Autor(a): Bárion Mey


Volume 1

Capítulo 10

Arlo

A manhã está agitada. Os soldados correm de um lado para o outro desmontando as tendas e ajudando os feridos. O sol está nascendo, o ar desta manhã está úmido, e as nuvens se acalmam. Por outro lado, sinto uma energia negativa vindo de alguém. O garoto está parado ali já faz uns cinco minutos, será que ele está bem?

Claro que não, o velho o ajudou independente da situação. Isso deve estar sendo difícil pra ele. Agnes se aproxima dele por trás, parece que ela sugou um pouco da negatividade, está tão triste quanto ele. Consigo escutá-los daqui.

— Sinto muito, sabe…, por seu amigo — fala, apertando forte um dos braços.

— Não se importe muito com isso. — Ele desvia o olhar para baixo, cerrando os punhos. — Só… estou triste que não consegui retribuir um favor.

Ela não fala mais nada, apenas fica ao seu lado. Observo distante me lembrando da primeira vez que vi o velho Fly e o que fez por esse garoto. Três soldados se aproximam, levantam seu corpo e o colocam em uma cova. Quatro pessoas morreram somente nessas noites, não sei dizer se o restante conseguirá aguentar até Dream. Um dia e meio de viagem, hein?!

— Garoto. — Me aproximo devagar. — Posso ter uma conversa com você? — Encaro Agnes. — A sós.

Ele concorda balançando o rosto. Agnes sai do seu lado e caminha até os soldados para ajudar a pegar água em um riacho próximo. Vou até uma parte da floresta, sem olhar para trás, seguindo reto, passando por uma entrada de arbustos vermelhos até chegar em um local isolado.

Essa sensação inquietante não some. Parece que estou sendo analisado a cada passo que dou. Quero olhar para trás…, mas que sentimento estranho é esse? É como ter um animal selvagem analisando cada movimento seu, decidindo a hora de atacar. Haah…, acalme-se, Arlo, ele é apenas uma criança.

— Vou tentar ser claro. — Viro de frente para ele. — Quem… exatamente é você? — Para por um instante, me olhando confuso. Parece estar se fazendo a mesma pergunta. — Você não é uma criança comum. Não importa como eu pense, é impossível chegar em uma conclusão de como você pode ser tão calmo em situações extremas. Sem dizer sua enorme sorte de estar vivo depois de tudo o que passou. — Hesito por uns segundos, me lamentando. — Raios, não importa como eu pense que isso é impossível, mas…, me diga…, você é uma criança despertada?

Minha voz engrossa por um momento e, sem querer, deixo escapar um pouco de mana.
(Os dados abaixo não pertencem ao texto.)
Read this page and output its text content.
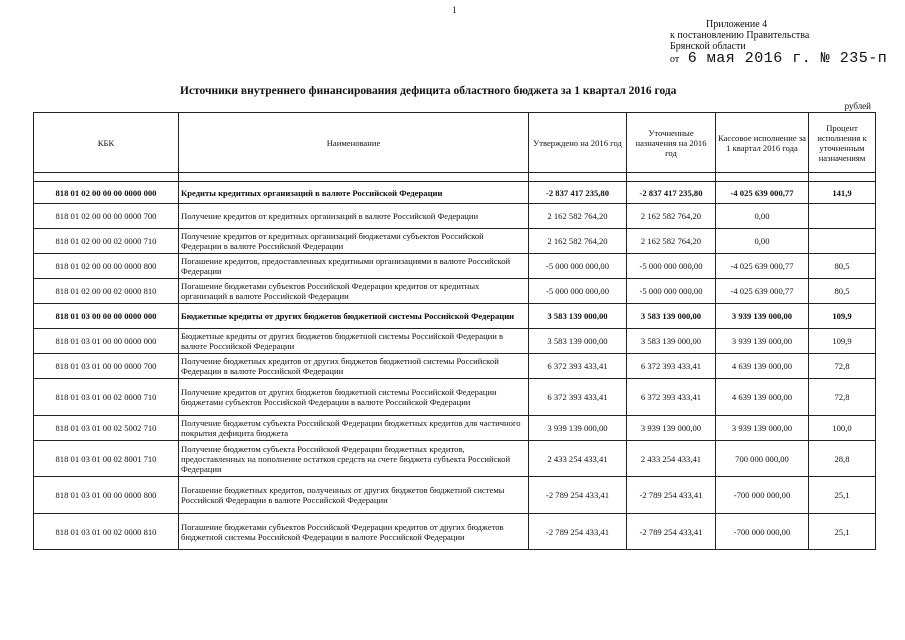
1
Приложение 4
к постановлению Правительства
Брянской области
от 6 мая 2016 г. № 235-п
Источники внутреннего финансирования дефицита областного бюджета за 1 квартал 2016 года
рублей
КБК	Наименование	Утверждено на 2016 год	Уточненные назначения на 2016 год	Кассовое исполнение за 1 квартал 2016 года	Процент исполнения к уточненным назначениям

818 01 02 00 00 00 0000 000	Кредиты кредитных организаций в валюте Российской Федерации	-2 837 417 235,80	-2 837 417 235,80	-4 025 639 000,77	141,9
818 01 02 00 00 00 0000 700	Получение кредитов от кредитных организаций в валюте Российской Федерации	2 162 582 764,20	2 162 582 764,20	0,00	
818 01 02 00 00 02 0000 710	Получение кредитов от кредитных организаций бюджетами субъектов Российской Федерации в валюте Российской Федерации	2 162 582 764,20	2 162 582 764,20	0,00	
818 01 02 00 00 00 0000 800	Погашение кредитов, предоставленных кредитными организациями в валюте Российской Федерации	-5 000 000 000,00	-5 000 000 000,00	-4 025 639 000,77	80,5
818 01 02 00 00 02 0000 810	Погашение бюджетами субъектов Российской Федерации кредитов от кредитных организаций в валюте Российской Федерации	-5 000 000 000,00	-5 000 000 000,00	-4 025 639 000,77	80,5
818 01 03 00 00 00 0000 000	Бюджетные кредиты от других бюджетов бюджетной системы Российской Федерации	3 583 139 000,00	3 583 139 000,00	3 939 139 000,00	109,9
818 01 03 01 00 00 0000 000	Бюджетные кредиты от других бюджетов бюджетной системы Российской Федерации в валюте Российской Федерации	3 583 139 000,00	3 583 139 000,00	3 939 139 000,00	109,9
818 01 03 01 00 00 0000 700	Получение бюджетных кредитов от других бюджетов бюджетной системы Российской Федерации в валюте Российской Федерации	6 372 393 433,41	6 372 393 433,41	4 639 139 000,00	72,8
818 01 03 01 00 02 0000 710	Получение кредитов от других бюджетов бюджетной системы Российской Федерации бюджетами субъектов Российской Федерации в валюте Российской Федерации	6 372 393 433,41	6 372 393 433,41	4 639 139 000,00	72,8
818 01 03 01 00 02 5002 710	Получение бюджетом субъекта Российской Федерации бюджетных кредитов для частичного покрытия дефицита бюджета	3 939 139 000,00	3 939 139 000,00	3 939 139 000,00	100,0
818 01 03 01 00 02 8001 710	Получение бюджетом субъекта Российской Федерации бюджетных кредитов, предоставленных на пополнение остатков средств на счете бюджета субъекта Российской Федерации	2 433 254 433,41	2 433 254 433,41	700 000 000,00	28,8
818 01 03 01 00 00 0000 800	Погашение бюджетных кредитов, полученных от других бюджетов бюджетной системы Российской Федерации в валюте Российской Федерации	-2 789 254 433,41	-2 789 254 433,41	-700 000 000,00	25,1
818 01 03 01 00 02 0000 810	Погашение бюджетами субъектов Российской Федерации кредитов от других бюджетов бюджетной системы Российской Федерации в валюте Российской Федерации	-2 789 254 433,41	-2 789 254 433,41	-700 000 000,00	25,1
Estou sendo cauteloso com uma mera criança? O que estou pensando, por Dream. Ele me encara de volta, até parece estar analisando uma resposta.

— Não minta para mim.

— Olha… Mesmo que diga isso… — Luke respira fundo, se acalmando. — Não tenho garantias se posso confiar em você!

Estou surpreso. Essa criança não tem ideia de com quem está falando. Sim, deve ser isso, é apenas uma criança ainda…, mas…

— Não vou cair nesse joguinho.

— E também ouvi dizer que crianças só despertam aos nove anos… e que ninguém nunca ouviu falar de uma criança com cinco anos despertar.

Cinco anos? Isso é ainda mais improvável. Como diachos sobreviveu a tudo aquilo com essa idade? Deveria ter sido o primeiro a morrer… algo não bate.

— Senhor general, sou apenas um garoto que teve o azar de nascer nas partes mais profundas de Dream. Um lugar onde nem mesmo os cavaleiros querem ir, nos subúrbios de Hynder, é de lá que sou. Da parte mais suja daquela periferia. Ainda acha que sou especial?

Estou mesmo enganado? Realmente não consigo sentir nenhuma partícula de mana vindo dele, nem mesmo enxergo seu núcleo, isso deve ser um engano. Onde estou com a cabeça…

— Você pode estar certo…

Luke

Que merda foi essa?! O que dá em um cara de fazer uma pergunta dessas para uma criança? Duvido que alguma responderia algo concreto em uma situação dessas. Saio da floresta e me deparo com Agnes me esperando escorada em uma árvore.

— Ei… O que meu mestre queria com você?

— Não foi nada, apenas queria dizer palavras de conforto para me acalmar.

Tenho certeza de que essa mentira não a pegou, mas não tenho o porquê contar pra ela. Pensei que continuaria insistindo, mas ficou por isso mesmo. Ela apenas sorri, dizendo que sente muito novamente.

Apesar do seu jeito enérgico e irritante de ficar grudada em mim o tempo inteiro, posso dizer que estou sentindo um pouco de afeto. Ela nem me conhece, mas tentou me confortar e cuidou de mim como se eu fosse um irmão. Céus, você realmente parece uma irmãzona.

— Posso fazer uma pergunta?

Ela me olha preocupada.

— Pode, eu acho.

— Generais… o quão forte eles são?

— Bem… — Ela pensa por alguns segundos. — Tão fortes que chegam a ser assustadores…

Observo Arlo andando ereto e sempre olhando para frente, sem abaixar a cabeça. Quem será que venceria: as três lanças de Yuhai ou os generais de Dream?

— Meu mestre é o quarto general de Dream, ele por si só já é um monstro e tanto.

— Como se faz para obter esse título?

— Bem…

— Você tem que ser o mais forte — responde Arlo. — Se torne o mais forte e desafie um de nós.

Agnes fica meio sem jeito, percebo pelo seu sorriso. Ser o mais forte, hein?! Posso fazer isso. Preciso me tornar mais poderoso do que na minha vida passada, só assim não dependerei da força de ninguém para vencer um inimigo forte.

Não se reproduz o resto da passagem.